In January, CMS initially proposed a 0.2% decrease in benchmark payments, along with a $16 billion increase in overall payments compared to 2024. However, this proposal also included keeping the coding intensity adjustment at the minimum of 5.9%, a point of contention for insurers.

This decision to maintain the rate cut comes amid ongoing debate about the profitability of MA plans and the appropriate level of government spending on the program. Critics, including some lawmakers, have argued that increasing payments to already profitable insurers is wasteful.

The Association of Health Insurance Plans (AHIP) voiced its disapproval of the final ruling, expressing concern that rising healthcare costs for MA enrollees would be exacerbated by the cuts. They also highlighted the potential negative impact on Part D programs dealing with a “changing risk adjustment landscape.”

The announcement sent shockwaves through the insurance industry, with after-hours stock prices dropping for major players like UnitedHealth Group, Elevance Health, Centene, and CVS.

Despite the controversy, bipartisan support for the future of the MA program remains.
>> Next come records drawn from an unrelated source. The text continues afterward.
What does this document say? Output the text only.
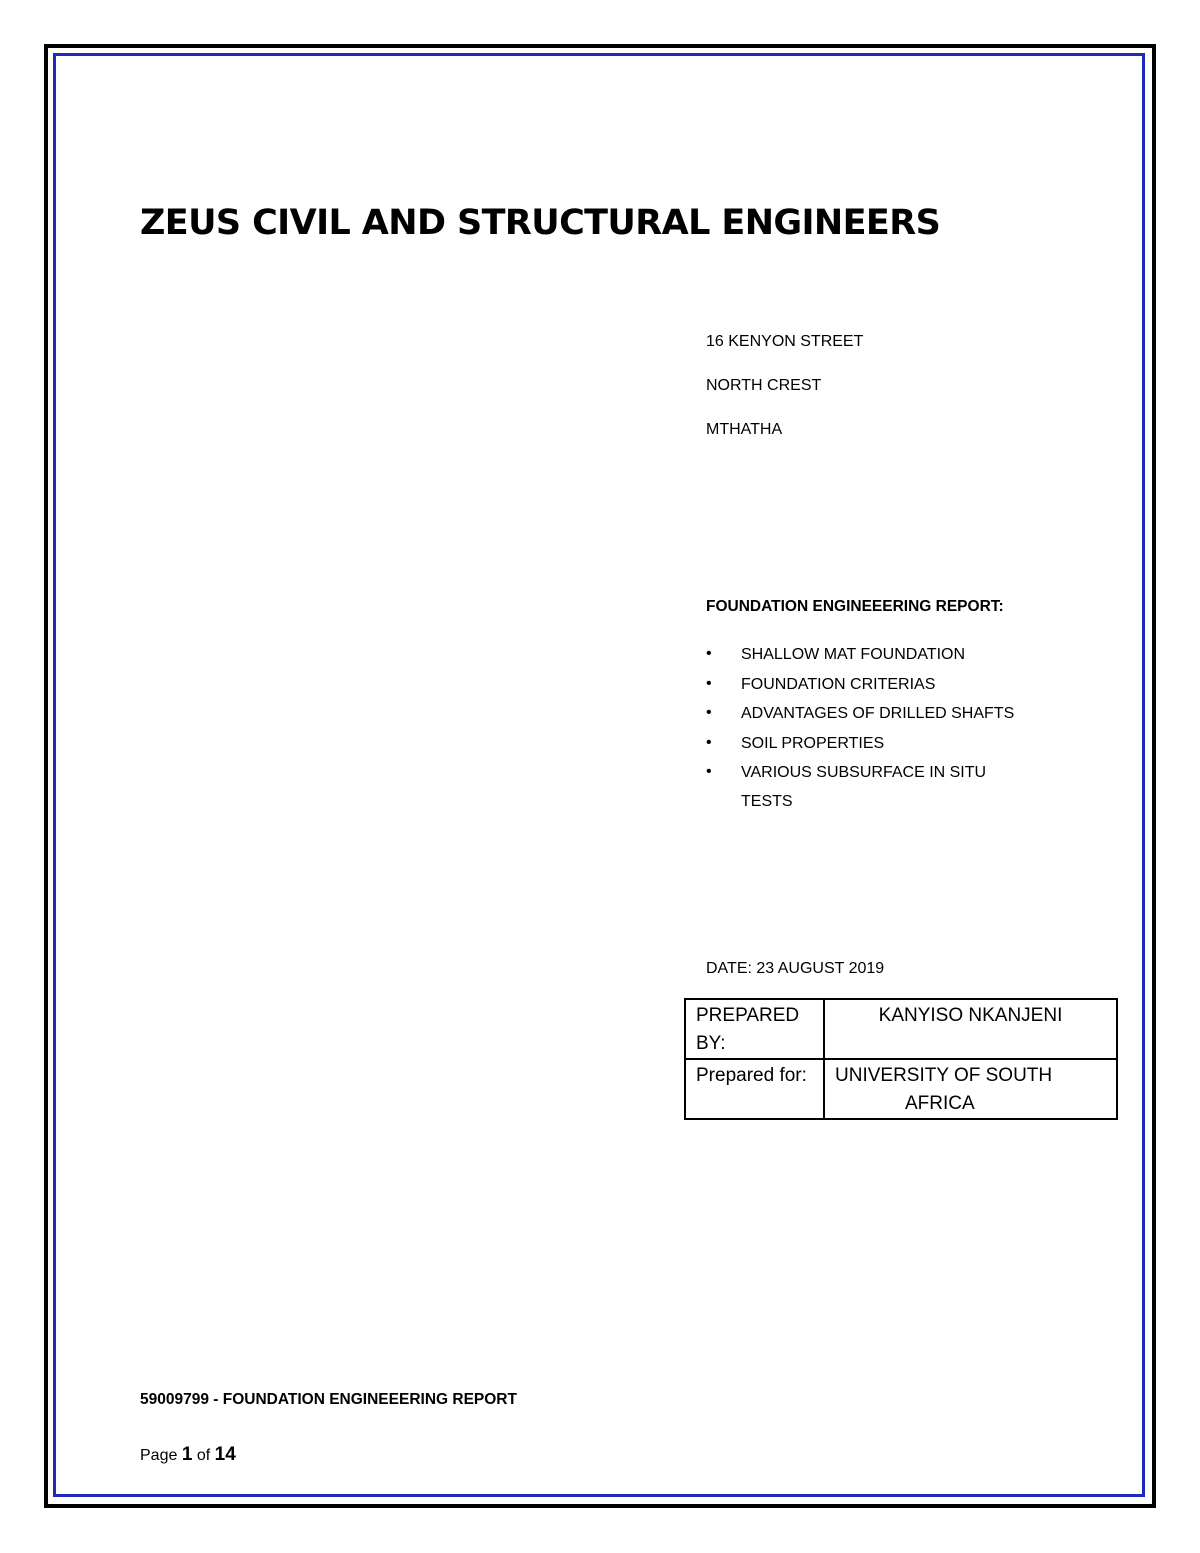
ZEUS CIVIL AND STRUCTURAL ENGINEERS
16 KENYON STREET
NORTH CREST
MTHATHA
FOUNDATION ENGINEEERING REPORT:
• SHALLOW MAT FOUNDATION
• FOUNDATION CRITERIAS
• ADVANTAGES OF DRILLED SHAFTS
• SOIL PROPERTIES
• VARIOUS SUBSURFACE IN SITU TESTS
DATE: 23 AUGUST 2019
PREPARED BY:	KANYISO NKANJENI
Prepared for:	UNIVERSITY OF SOUTH
AFRICA
59009799 - FOUNDATION ENGINEEERING REPORT
Page 1 of 14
A group of senators, led by both Democrats and Republicans, recently expressed their support (PDF) for MA and called for payment stability.

Furthermore, a blend of the 2024 and previous risk adjustment models will be implemented for Part C, with the final blend weighted towards the 2024 model (67%). The blended risk score trend for the coming year is projected to be 3.86%.

For Puerto Rico, with a high percentage of residents enrolled in MA plans, CMS will base county rates on the costs of traditional Medicare beneficiaries with both Part A and Part B coverage. An additional adjustment will be implemented to account for the “propensity of individuals with zero claims.”

The final rate notice also includes an updated list of extreme disaster circumstances that can impact star ratings, as well as revisions to the star ratings measures themselves.

While the decision is likely to be met with resistance from the insurance industry, the CMS maintains it is necessary to ensure the stability and affordability of the Medicare Advantage program for beneficiaries.